痢疾者,庚金乙木之鬱陷也。金主氣而木主血,金生於土,木生於水,水溫土燥,則金融而氣調,木榮而血暢。水寒土濕,不能升庚金而達乙木,則金木俱陷。
魄門者,腎之所司,而陽明燥金之府也。金性斂而木性泄,其出而不至於遺矢者,庚金斂之也;其藏而不至於閉結者,乙木泄之也。濕土與金木俱陷,則金愈鬱而愈欲斂,木愈鬱而愈欲泄。金愈欲斂,故氣滯而不通,木愈欲泄,故血脫而不藏。

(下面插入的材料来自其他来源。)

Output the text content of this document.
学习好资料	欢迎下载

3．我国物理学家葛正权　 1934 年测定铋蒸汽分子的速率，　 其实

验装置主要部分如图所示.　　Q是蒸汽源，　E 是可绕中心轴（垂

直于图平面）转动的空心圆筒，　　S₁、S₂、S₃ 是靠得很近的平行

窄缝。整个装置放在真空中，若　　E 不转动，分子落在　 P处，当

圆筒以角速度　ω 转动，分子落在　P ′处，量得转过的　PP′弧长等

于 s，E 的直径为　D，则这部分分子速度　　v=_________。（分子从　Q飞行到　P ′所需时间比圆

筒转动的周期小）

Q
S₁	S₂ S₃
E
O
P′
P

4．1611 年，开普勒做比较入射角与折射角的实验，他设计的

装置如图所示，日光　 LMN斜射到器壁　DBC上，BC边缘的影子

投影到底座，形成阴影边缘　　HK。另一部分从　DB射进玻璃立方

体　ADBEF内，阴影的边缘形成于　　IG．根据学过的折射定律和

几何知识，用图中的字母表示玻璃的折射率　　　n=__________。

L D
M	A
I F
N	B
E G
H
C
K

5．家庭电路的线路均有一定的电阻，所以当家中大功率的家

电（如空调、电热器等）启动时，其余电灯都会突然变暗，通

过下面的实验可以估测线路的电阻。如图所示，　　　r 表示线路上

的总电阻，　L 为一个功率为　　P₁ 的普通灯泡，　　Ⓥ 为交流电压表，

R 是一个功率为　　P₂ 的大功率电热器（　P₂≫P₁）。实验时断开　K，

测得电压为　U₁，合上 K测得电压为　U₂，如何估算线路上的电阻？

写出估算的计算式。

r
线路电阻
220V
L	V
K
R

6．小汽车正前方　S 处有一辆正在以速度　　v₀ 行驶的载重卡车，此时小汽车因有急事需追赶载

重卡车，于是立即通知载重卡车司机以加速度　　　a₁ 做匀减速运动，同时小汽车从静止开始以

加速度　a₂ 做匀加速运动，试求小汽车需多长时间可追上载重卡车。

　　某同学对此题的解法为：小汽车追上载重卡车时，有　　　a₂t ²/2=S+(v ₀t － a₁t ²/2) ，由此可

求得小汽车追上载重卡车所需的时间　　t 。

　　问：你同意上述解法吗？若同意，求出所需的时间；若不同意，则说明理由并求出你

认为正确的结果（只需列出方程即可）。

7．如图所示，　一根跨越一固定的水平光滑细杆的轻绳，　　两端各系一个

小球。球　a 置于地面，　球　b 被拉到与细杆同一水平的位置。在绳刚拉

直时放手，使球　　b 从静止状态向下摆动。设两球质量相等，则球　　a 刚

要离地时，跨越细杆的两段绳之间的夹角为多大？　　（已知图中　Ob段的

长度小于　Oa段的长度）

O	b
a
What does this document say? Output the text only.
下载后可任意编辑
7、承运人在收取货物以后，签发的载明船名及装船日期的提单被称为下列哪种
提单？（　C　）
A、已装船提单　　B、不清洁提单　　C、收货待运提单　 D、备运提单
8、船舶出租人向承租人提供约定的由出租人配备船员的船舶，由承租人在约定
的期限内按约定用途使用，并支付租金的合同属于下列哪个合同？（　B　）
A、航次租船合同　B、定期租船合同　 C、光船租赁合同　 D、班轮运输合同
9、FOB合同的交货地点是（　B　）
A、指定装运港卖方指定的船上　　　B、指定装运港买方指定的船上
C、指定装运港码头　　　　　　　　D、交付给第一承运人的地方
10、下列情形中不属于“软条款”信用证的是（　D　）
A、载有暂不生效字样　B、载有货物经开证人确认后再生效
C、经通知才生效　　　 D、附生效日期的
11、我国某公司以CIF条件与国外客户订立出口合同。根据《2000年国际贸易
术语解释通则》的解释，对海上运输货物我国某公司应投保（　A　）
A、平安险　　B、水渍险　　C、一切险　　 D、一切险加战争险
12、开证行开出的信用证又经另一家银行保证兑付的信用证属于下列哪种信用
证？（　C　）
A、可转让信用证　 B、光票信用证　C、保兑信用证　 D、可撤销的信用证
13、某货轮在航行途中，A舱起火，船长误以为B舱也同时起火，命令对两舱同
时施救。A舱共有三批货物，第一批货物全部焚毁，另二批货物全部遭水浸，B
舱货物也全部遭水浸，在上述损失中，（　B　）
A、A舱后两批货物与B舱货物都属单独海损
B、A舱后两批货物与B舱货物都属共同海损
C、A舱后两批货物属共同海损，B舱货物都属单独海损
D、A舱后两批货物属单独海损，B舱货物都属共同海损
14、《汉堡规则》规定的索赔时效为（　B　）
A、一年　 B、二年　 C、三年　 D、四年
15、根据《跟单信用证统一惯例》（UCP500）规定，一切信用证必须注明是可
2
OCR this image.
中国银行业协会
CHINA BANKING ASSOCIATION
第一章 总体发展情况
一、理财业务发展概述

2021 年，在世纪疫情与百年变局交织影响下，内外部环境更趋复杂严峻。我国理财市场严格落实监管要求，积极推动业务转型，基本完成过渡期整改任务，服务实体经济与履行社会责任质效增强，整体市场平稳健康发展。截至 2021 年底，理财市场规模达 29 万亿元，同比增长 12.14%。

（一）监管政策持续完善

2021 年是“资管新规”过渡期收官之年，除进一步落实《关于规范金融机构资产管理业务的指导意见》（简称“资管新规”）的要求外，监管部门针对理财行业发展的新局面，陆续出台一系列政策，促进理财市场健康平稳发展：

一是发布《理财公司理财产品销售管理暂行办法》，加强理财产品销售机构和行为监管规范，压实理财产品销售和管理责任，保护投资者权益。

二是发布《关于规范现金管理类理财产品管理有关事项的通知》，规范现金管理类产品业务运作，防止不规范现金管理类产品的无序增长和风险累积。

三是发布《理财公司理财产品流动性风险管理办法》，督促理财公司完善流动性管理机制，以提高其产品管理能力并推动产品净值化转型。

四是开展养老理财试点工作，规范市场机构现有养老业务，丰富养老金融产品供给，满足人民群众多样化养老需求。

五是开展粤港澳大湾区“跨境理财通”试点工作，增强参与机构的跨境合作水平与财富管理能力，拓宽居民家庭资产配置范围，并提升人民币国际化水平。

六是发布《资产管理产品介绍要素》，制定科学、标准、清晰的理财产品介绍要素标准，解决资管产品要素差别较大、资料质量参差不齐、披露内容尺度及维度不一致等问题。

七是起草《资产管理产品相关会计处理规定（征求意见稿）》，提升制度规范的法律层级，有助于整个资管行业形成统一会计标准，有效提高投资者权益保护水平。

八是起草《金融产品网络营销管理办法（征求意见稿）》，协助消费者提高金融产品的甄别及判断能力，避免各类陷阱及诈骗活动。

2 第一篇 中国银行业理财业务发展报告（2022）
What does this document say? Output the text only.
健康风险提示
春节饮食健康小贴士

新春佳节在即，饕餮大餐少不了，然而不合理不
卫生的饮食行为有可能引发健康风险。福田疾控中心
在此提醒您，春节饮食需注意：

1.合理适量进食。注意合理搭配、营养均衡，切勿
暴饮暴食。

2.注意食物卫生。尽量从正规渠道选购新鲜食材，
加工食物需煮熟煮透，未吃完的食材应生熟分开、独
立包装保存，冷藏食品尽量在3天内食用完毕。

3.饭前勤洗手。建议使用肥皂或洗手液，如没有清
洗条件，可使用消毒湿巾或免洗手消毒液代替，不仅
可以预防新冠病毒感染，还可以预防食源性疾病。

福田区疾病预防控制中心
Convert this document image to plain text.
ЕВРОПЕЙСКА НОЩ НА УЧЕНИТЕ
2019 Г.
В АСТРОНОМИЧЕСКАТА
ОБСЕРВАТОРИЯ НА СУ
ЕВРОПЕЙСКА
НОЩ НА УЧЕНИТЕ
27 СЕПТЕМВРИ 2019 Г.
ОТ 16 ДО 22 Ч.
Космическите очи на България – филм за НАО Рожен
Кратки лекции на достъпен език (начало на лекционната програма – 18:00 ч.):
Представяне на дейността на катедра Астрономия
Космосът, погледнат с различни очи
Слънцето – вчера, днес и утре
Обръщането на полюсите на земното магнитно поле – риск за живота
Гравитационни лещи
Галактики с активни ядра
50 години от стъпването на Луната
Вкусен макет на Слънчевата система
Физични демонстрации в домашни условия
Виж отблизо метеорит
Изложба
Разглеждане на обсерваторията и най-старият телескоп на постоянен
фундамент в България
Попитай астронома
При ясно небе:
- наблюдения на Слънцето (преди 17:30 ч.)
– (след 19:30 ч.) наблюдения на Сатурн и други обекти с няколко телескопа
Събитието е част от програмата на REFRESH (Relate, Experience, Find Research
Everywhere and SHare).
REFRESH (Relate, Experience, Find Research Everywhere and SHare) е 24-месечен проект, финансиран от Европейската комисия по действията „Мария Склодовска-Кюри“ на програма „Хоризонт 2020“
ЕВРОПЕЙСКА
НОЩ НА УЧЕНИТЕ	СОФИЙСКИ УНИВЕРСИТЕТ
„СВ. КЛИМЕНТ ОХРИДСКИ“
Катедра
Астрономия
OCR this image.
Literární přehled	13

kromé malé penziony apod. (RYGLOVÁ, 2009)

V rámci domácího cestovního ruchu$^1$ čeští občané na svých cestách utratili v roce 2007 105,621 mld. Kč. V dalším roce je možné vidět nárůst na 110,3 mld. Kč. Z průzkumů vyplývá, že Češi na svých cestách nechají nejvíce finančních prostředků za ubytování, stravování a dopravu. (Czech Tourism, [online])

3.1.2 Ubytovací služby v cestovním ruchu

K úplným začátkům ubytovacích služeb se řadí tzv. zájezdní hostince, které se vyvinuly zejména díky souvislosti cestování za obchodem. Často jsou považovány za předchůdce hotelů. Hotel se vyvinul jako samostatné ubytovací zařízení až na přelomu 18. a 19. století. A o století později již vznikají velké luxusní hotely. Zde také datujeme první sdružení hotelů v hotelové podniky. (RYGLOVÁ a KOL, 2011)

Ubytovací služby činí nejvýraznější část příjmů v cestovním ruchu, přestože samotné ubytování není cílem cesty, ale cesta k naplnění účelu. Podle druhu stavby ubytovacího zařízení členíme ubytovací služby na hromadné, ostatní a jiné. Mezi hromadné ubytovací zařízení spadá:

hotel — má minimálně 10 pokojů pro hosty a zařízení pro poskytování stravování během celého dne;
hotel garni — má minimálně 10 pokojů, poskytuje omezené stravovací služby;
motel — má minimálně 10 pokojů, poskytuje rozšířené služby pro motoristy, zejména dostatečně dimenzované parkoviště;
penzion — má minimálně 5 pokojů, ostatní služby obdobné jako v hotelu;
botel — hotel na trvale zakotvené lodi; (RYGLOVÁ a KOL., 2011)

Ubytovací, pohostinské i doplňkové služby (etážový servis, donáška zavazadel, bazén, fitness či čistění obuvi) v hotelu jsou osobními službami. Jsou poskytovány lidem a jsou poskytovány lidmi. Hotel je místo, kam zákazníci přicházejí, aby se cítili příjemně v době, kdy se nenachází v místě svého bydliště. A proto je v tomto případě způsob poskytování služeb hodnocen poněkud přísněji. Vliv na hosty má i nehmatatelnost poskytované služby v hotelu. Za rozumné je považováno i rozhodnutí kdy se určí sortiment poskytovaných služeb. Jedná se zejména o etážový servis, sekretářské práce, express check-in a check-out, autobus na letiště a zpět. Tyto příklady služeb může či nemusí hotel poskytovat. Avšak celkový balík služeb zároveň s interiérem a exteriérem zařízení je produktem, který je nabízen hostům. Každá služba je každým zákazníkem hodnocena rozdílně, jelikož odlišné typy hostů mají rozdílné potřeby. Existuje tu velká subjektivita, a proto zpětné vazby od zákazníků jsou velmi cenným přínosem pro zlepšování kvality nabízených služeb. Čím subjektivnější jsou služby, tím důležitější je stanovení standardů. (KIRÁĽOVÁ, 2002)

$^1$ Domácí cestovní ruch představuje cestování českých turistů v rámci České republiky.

木氣疏泄,而金強斂之,隧路梗阻,傳送艱難,是以便數而不利。金氣凝澀,而木強泄之,滯氣纏綿,逼迫而下,血液脂膏,剝蝕摧傷,是以腸胃痛切,膿血不止。其滑白而晶瑩者,金色之下泄,其後重而腥穢者,金氣之脫陷也。久而膏血傷殘,髒腑潰敗,則絕命而死矣。
此其病濕寒為本,而濕熱為標。病在少陰,則始終皆寒,病在厥陰,則中變為熱。故仲景於少陰膿血,用桃花湯,於厥陰下重,用白頭翁湯。緣水病則生寒,木病則生熱,而寒熱之原,總歸於太陰之濕。蓋土濕而水侮之,則鬱而為濕寒,土濕而木克之,則鬱而為濕熱之故也。
桂枝蓯蓉湯
甘草二錢桂枝三錢芍藥三錢丹皮三錢茯苓三錢澤瀉三錢橘皮三錢肉蓯蓉三錢
煎大半杯,溫服。
濕寒加幹薑,濕熱加黃芩,後重加升麻。
痢家肝脾濕陷,脂血鬱腐,法當燥濕疏木,而以蓯蓉滋肝滑腸,盡行腐瘀為善。若結澀難下,須用重劑蓯蓉,蕩滌陳宿,使滯開痢止,然後調其肝脾。其脾腎寒濕,則用桃花湯溫燥己土。其木鬱生熱,則用白頭翁涼瀉肝脾,濕熱自當應藥而瘳也。